Кажется также, что в этих условиях лучше узнаешь себя, потому что располагаешь разнообразными точками зрения, новыми и удобными. Очистилось место вокруг твоей собственной личности и можешь обойти ее, как здание, освобожденное от соседних построек.
В этот именно момент смысл впечатлений становится двойственным. Страдаешь от чрезмерного расширения, как будто вещь, которой ты являешься, не ограничивается больше собственными пределами, а мысли пенятся и переливаются через край, подобно пузырькам, поднимающимся над бокалом шипучего вина.
В заключение испытываешь даже стеснение, не встречая нигде препятствий. Открываешь, насколько гигиеничными были защитные и оборонительные позиции. Замечаешь, что умеренная борьба с другими, как это ни парадоксально, дает покой, и чтобы испытать настоящее чувство облегчения, нужно хранить некоторую напряженность против внешнего мира.
Тогда мысли начинают рождаться скорее и в слишком большом количестве.
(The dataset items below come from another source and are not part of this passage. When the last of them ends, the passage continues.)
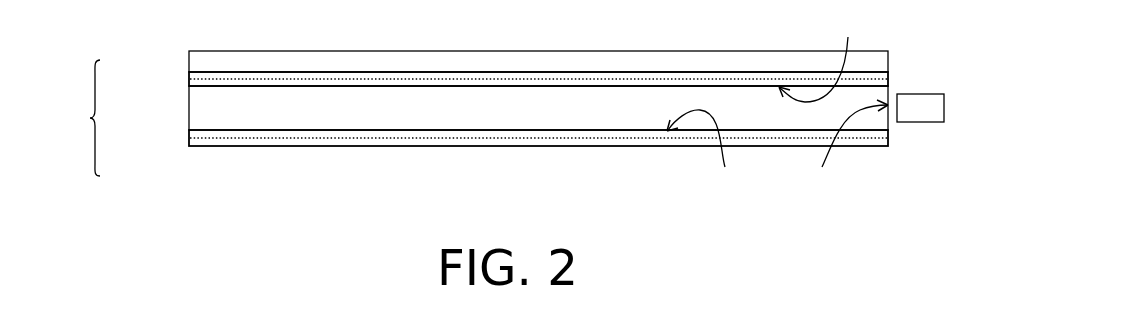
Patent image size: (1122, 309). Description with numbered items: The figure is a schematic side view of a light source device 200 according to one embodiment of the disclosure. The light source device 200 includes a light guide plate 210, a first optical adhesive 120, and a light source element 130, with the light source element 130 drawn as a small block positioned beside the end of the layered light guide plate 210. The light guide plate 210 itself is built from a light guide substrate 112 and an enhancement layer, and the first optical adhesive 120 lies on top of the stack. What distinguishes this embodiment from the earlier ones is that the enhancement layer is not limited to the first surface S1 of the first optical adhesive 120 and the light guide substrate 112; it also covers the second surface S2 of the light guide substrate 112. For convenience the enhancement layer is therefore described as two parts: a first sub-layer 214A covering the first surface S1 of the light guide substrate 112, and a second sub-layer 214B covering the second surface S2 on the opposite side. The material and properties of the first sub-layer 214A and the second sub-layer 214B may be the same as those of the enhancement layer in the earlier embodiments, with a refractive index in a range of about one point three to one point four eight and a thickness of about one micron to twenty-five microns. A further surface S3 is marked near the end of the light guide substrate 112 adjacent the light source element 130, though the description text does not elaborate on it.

The light source device 200 is at (498, 120).
The light guide plate 210 is at (470, 118).
The first optical adhesive 120 is at (203, 59).
The first sub-layer 214A is at (195, 80).
The light guide substrate 112 is at (197, 106).
The second sub-layer 214B is at (195, 137).
The light source element 130 is at (917, 102).
The first surface S1 is at (818, 54).
The second surface S2 is at (702, 155).
The third surface S3 is at (848, 150).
Даже самые малоценные отказываются ждать. Не умеешь больше поставить их на свое место. Все, что шевелится в голове, становится необычайно интересным. Ум похож на страницу, где типографские знаки заполняют все поля и промежутки между строками, или на рисунок, в котором слишком мало серых нейтральных мест. И, не сознавая в точности, когда это случилось, замечаешь, что благодушное настроение понемногу рассеялось и уступило место какому-то еле ощутимому беспокойству.
Задаешь себе вопрос: «Не собираюсь ли я, чего доброго, заскучать?». Однако, то, что испытываешь, не отвечает сложившимся в уме представлениям о скуке. До сих пор скука рисовалась в виде умственного истощения. Скучал, когда для ума не было пищи, когда однообразная работа, плоский разговор или пресное чтение оставляли ум на три четверти незанятым. Это придавало всей умственной деятельности бодрящий характер. Страдать от того, что способности не находят применения, жаловаться на слишком большой аппетит, — что в сущности может быть здоровее?